The howl he let loose was a violent, thrashing thing; it must have followed the police all the way to their car. “What’s wrong with you?
” he asked quietly after Rebecca closed the front door behind them. He had aged years in a moment, the infantile agony of seconds before replaced by a concern almost comic in its gravity, like a child drowning in the folds of his father’s suit. But something dark behind his eyes kept Rebecca from laughing.

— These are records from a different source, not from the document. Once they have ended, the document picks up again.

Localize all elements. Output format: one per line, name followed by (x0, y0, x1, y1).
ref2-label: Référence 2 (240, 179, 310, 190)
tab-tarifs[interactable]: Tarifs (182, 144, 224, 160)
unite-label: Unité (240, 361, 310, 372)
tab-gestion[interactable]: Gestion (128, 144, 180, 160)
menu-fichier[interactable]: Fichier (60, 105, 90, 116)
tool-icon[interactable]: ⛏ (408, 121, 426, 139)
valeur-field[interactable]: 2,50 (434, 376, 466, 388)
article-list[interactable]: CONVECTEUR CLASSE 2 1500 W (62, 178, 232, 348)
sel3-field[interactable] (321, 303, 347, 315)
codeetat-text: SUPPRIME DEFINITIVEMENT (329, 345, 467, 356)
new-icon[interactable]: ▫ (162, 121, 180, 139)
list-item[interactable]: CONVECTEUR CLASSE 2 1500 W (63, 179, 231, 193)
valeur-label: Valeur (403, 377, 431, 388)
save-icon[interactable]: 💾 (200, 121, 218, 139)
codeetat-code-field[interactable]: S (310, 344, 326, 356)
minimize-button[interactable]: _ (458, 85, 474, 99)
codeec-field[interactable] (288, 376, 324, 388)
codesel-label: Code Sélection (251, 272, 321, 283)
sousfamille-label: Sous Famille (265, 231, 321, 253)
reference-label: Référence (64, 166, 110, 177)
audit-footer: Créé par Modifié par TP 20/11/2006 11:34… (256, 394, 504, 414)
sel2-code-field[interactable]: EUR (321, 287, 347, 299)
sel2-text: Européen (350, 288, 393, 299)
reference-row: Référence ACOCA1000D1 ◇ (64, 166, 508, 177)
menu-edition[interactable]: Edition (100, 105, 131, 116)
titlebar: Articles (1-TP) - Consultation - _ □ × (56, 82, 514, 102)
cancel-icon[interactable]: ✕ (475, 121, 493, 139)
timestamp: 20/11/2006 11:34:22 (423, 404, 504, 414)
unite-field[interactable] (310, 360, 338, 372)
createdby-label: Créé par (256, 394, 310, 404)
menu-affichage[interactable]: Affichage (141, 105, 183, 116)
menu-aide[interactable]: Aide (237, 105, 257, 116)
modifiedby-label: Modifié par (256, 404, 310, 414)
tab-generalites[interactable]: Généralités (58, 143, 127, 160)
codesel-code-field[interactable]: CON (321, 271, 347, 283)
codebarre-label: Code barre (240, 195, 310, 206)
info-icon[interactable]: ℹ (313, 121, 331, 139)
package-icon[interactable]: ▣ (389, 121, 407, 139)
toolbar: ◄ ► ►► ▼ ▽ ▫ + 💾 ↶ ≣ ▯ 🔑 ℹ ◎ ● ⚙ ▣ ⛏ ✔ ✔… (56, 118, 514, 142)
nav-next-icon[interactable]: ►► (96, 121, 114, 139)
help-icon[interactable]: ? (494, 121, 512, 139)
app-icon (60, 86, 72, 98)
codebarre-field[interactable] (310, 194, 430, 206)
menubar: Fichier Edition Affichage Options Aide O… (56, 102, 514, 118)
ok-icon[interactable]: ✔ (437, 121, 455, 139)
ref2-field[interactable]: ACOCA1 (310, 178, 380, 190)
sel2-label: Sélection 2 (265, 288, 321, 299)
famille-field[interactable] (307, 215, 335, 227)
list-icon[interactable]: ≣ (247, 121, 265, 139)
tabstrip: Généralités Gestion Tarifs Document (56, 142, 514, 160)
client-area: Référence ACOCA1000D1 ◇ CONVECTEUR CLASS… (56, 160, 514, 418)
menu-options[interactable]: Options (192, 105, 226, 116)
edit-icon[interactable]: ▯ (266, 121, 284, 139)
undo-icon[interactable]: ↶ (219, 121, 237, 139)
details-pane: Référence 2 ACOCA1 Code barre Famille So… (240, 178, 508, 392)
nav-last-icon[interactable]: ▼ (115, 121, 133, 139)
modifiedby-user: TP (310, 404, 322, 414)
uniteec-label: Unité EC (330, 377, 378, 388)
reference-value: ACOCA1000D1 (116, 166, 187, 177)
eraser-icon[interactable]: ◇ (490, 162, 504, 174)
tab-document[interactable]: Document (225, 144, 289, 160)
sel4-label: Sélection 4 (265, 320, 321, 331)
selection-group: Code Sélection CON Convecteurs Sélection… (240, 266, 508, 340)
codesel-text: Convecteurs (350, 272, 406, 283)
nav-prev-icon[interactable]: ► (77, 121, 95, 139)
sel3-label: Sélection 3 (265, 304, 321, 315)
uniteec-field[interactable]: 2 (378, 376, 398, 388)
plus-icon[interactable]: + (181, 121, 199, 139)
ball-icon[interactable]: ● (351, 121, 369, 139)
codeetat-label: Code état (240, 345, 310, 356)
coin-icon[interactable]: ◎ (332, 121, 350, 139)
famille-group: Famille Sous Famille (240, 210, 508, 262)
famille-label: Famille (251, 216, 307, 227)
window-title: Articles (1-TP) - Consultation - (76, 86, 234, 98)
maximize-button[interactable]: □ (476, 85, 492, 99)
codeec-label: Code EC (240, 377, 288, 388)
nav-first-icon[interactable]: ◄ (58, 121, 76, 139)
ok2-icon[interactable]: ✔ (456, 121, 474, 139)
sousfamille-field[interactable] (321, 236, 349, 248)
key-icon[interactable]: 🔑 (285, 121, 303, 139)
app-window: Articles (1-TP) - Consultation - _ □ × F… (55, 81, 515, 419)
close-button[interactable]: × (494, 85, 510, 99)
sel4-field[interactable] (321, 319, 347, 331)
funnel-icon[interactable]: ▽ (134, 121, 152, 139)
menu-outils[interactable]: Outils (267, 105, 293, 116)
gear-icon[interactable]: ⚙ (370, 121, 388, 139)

“Colin,” she said, careful to tailor her words to his tone. “What on earth were you thinking, going in there?”
“Maybe I thought I would do something unforgiveable,” he said, his voice remaining as lethally measured as it had been before.
“What does that mean? Did you take something from the house?” Rebecca asked, not knowing if the possibility appalled or excited her. She pictured some small family memento, some piece of government secrecy, rubbing shoulders with his sweatshirt pocket, aching to be detected. Or maybe it was something he slipped into a sleeve in his wallet, sandwiched between a driver’s license and an expired condom, still swaddled in its wrapping.
“Let me ask you something,” he said. “Do you think you live in this house?” He swept his arm across himself instead of the room. Rebecca flinched and then blushed, knowing she had just given something of herself away.
“Of course I–
“No,” he interrupted. “You stay here. That’s not the same thing. Do you have any idea what people say about you?”
Of course she did. They said she was frigid, self-isolating, a snob, a rube. That she brought everything on herself. That she was by turns weak and spineless or had frightened off a good man. She knew all of these things. But she didn’t know her son did, much less that he seemed to agree.